Editor’s note: You can own TU’s newest book, “Trout Tips,” and have it delivered overnight. The book is a compilation of tips and tricks from TU staffers and volunteers from all over America.
I’m in Duluth, Minn., for the annual Outdoor Writers Association of America conference, and got the opportunity to do some great public lands fly fishing on one of the many small lakes that give this corner of America a very fish reputation. My friend Tom Hazelton was kind enough to take me out on this little lake in his boat, and, despite some unsettled weather, we did pretty well.
If figured we’d be catching pike, smallmouth bass and possibly some walleye. We did catch one very small pike, but most of the fish we brought to hand were very respectable largemouth bass—a traditional warmwater fish that I wasn’t expecting in these cold, northwoods lakes. The fishing wasn’t fast and furious, but the bass entertained the two of us for an afternoon.

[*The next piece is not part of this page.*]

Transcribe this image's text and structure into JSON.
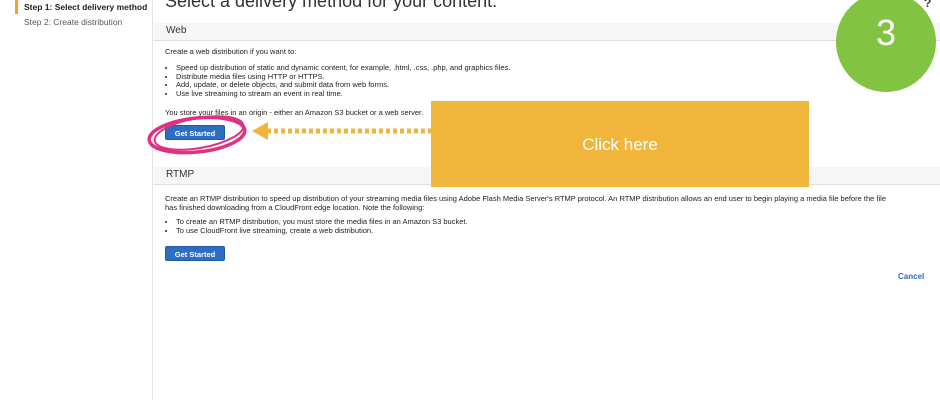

As I tried to think of why we did as well as we did under some fairly inclement conditions, I remembered a great tip I got from a native Cree guide in northern Saskatchewan a year or so ago. These northern lakes are tannic—they are filled by rain and snow that drains off of miles and miles of woodlands, and the water is dark, often the color of weak coffee. The guide last year counseled me to use dark leader material for bite tippets—the darker line, even in the sunshine, doesn’t provide any contrast under water, making it tough for fish to see, and giving them one less reason to refuse a fly. And, with toothy pike in the water, heavy bite tippet is a necessessity. I went with 40-pound Maxima Chameleon mono. Nothing fancy. Just fishing line that matches the dark-water conditions.
And, while I can’t say it made the difference between catching and not catching, it certainly did no harm.
There are lots of lessons fly fishers can learn from gear anglers—this is one of many I incorporate into my fishing on a regular basis. Don’t discount good advice because it comes from a spin angler (and spin anglers, you would do well to listen to fly fishers now and then, too!). After all, we’re all after the same fish.